A relação entre religião e política sempre foi um tema sensível — e, muitas vezes, polêmico. A história demonstra que, quando a política instrumentaliza a religião com o objetivo de impor uma visão de mundo autoritária ou ditatorial, os resultados costumam ser desastrosos. Estados totalitários governados por líderes religiosos deixaram marcas profundas de perseguição, violência e crimes cometidos em nome de um “deus” usado como justificativa ideológica.
Por outro lado, rejeitar o uso da religião como instrumento de poder não significa negar a importância dos valores cristãos na construção de uma sociedade mais justa. A Igreja não é — e não deve ser — um partido político. Quando segmentos cristãos se alinham de forma explícita ao partidarismo, perdem sua voz profética, confundem a sociedade e passam a ser rejeitados por aqueles que não compartilham da mesma posição política, seja à esquerda ou à direita.
Ainda assim, é impossível ignorar a relevância histórica da tradição judaico-cristã na formação de sociedades mais humanas e democráticas. Muitos direitos trabalhistas que hoje consideramos básicos nasceram da influência de protestantes ingleses no período pós-Revolução Industrial. Em uma época marcada pela exploração extrema de trabalhadores — inclusive crianças — nas minas de carvão, líderes cristãos foram decisivos na criação de leis que amenizaram tais injustiças.
Um exemplo emblemático é William Wilberforce, parlamentar inglês que dedicou sua vida à luta pela abolição da escravatura. Sua trajetória é retratada no filme Amazing Grace (Jornada pela Liberdade), que mostra como sua fé cristã foi fortalecida pela influência de John Newton, ex-mercador de escravos convertido ao cristianismo e autor do famoso hino que dá nome à obra.
Os Estados Unidos também ilustram essa influência histórica. Fundada por protestantes perseguidos na Inglaterra, a nação americana foi moldada por valores que ajudaram a construir uma sociedade marcada pelo fortalecimento das liberdades civis, da democracia e de um espírito missionário que influenciou o mundo.
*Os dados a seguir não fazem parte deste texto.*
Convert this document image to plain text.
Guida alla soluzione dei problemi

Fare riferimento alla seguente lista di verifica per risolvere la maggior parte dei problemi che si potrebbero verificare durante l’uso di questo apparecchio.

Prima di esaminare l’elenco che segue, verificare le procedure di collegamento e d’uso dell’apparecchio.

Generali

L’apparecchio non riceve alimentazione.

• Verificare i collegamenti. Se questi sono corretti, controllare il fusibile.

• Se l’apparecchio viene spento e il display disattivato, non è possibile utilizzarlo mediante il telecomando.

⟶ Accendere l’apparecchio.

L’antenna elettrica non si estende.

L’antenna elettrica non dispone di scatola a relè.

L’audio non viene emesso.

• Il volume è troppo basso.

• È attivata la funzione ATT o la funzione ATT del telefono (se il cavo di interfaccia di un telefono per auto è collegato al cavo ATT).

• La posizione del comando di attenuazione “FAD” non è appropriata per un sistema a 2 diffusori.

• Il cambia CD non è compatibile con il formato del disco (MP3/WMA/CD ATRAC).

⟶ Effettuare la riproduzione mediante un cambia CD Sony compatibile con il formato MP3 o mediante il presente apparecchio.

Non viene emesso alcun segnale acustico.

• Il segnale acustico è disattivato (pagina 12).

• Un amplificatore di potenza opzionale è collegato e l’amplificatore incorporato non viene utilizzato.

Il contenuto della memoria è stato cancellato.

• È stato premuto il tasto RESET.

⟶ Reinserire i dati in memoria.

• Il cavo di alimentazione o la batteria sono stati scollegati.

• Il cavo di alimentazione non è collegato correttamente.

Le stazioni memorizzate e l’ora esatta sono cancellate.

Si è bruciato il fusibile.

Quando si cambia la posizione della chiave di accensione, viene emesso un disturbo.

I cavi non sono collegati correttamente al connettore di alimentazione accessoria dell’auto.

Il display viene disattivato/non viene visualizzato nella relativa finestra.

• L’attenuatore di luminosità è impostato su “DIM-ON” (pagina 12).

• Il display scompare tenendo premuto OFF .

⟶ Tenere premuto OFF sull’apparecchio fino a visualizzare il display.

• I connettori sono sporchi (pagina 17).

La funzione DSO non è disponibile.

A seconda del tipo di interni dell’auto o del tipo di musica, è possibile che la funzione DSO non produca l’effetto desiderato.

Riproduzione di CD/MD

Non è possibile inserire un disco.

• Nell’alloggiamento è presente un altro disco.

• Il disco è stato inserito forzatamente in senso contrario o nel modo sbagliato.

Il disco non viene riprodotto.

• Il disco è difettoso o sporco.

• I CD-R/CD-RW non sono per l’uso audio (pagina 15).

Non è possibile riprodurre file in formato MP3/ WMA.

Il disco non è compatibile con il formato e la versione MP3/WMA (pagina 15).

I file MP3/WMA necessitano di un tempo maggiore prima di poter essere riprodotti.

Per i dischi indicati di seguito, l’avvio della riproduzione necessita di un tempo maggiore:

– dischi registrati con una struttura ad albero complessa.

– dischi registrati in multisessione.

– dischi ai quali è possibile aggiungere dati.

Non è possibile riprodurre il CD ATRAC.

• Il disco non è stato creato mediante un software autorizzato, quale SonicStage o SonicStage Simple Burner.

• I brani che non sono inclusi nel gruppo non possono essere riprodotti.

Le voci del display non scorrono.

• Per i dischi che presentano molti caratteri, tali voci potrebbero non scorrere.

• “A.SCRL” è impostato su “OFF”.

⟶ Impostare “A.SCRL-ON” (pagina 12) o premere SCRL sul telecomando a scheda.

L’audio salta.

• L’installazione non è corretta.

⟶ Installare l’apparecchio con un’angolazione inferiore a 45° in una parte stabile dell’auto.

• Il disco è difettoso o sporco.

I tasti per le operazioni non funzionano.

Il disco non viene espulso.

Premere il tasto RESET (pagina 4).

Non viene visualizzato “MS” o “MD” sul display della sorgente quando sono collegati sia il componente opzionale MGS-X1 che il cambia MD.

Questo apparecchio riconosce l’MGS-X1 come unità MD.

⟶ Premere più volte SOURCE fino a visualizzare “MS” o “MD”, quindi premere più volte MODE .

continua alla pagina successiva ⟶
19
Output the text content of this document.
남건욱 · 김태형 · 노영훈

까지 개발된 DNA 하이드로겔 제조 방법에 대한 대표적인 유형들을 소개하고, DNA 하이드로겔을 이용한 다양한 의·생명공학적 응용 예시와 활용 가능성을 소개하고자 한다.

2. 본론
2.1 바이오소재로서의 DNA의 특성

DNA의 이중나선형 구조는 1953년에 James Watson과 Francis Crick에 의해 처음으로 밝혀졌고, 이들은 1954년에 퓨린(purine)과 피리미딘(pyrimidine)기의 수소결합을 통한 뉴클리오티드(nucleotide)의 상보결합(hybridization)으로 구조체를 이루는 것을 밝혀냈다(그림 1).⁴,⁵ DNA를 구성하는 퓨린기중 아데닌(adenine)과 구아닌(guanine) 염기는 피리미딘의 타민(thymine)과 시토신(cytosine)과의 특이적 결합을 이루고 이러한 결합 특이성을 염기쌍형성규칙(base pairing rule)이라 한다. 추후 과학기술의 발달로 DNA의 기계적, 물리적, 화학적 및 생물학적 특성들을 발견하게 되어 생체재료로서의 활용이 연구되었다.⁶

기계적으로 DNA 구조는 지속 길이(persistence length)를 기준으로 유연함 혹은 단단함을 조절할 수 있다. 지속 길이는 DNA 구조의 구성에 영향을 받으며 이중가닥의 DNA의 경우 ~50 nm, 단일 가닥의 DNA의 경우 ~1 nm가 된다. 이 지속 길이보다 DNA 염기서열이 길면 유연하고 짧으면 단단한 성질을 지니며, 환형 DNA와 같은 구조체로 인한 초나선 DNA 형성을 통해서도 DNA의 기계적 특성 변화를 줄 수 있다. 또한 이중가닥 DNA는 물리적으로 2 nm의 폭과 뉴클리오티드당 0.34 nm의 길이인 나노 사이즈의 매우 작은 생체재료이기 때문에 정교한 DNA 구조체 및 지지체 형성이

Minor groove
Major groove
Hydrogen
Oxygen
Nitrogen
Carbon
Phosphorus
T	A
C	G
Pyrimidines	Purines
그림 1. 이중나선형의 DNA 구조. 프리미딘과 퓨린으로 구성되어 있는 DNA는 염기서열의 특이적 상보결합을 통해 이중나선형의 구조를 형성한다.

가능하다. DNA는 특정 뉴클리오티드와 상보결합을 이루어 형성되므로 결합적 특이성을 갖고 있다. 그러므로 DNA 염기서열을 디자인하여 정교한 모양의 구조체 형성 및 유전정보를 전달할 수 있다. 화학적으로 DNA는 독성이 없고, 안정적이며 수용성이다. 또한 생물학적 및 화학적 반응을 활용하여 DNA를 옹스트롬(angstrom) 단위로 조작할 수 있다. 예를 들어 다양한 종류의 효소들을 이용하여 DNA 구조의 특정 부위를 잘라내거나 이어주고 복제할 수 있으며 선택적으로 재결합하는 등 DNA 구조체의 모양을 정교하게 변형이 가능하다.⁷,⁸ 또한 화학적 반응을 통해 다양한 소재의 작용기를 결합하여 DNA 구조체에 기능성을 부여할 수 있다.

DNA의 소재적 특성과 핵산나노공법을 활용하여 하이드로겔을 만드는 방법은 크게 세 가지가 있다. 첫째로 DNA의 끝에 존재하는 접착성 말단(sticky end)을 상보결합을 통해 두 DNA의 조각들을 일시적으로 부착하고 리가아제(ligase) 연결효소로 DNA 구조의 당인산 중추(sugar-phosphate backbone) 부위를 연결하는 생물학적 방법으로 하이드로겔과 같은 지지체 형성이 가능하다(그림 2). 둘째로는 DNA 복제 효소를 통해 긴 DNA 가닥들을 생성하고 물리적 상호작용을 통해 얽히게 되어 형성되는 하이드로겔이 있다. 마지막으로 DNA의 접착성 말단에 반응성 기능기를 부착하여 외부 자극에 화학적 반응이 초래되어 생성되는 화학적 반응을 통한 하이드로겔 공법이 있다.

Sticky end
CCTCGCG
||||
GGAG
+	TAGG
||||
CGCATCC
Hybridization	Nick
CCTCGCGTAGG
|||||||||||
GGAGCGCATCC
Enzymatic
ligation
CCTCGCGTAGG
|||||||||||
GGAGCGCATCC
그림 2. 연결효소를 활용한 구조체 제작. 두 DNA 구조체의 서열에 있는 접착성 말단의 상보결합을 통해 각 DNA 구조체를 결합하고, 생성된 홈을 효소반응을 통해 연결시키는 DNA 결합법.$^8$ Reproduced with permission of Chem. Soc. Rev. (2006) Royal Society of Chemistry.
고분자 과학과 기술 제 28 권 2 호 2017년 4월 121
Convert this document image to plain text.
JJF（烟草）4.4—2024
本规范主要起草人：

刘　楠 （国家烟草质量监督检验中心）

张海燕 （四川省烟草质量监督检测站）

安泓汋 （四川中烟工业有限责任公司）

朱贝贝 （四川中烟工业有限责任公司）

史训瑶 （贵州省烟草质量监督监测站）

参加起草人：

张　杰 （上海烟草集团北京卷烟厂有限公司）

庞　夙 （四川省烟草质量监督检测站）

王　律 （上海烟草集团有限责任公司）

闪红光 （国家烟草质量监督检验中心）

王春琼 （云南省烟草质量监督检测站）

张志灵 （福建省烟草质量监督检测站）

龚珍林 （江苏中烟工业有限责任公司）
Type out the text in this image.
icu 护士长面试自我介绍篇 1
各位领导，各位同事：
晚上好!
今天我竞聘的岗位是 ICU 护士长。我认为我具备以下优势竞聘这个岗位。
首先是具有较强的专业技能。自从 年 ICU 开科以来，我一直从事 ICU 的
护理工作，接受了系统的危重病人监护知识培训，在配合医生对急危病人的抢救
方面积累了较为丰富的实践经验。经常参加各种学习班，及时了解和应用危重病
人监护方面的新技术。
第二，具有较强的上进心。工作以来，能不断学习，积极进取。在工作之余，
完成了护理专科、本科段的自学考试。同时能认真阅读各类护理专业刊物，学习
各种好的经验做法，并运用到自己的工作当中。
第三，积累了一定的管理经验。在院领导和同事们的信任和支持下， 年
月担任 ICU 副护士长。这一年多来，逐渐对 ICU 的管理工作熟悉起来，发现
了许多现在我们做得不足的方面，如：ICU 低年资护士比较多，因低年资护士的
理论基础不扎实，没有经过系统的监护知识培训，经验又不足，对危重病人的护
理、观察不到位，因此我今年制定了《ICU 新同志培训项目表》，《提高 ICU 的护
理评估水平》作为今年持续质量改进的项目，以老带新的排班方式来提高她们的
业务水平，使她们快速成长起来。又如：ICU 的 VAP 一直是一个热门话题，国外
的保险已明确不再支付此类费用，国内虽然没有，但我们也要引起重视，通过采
O conceito de Estado laico, frequentemente usado como argumento para excluir qualquer referência religiosa da esfera pública, não impede que cidadãos votem e participem da política a partir de seus valores. A laicidade garante que nenhuma religião seja privilegiada pelo Estado, mas não anula a cosmovisão dos líderes que, movidos por sua fé, atuam em favor da justiça social e do bem comum.
Como afirmou Abraham Kuyper, primeiro-ministro da Holanda e pastor protestante:
“Não há um único centímetro quadrado em todo o domínio da nossa existência humana sobre o qual Cristo, que é soberano sobre tudo, não clame: ‘É meu!’”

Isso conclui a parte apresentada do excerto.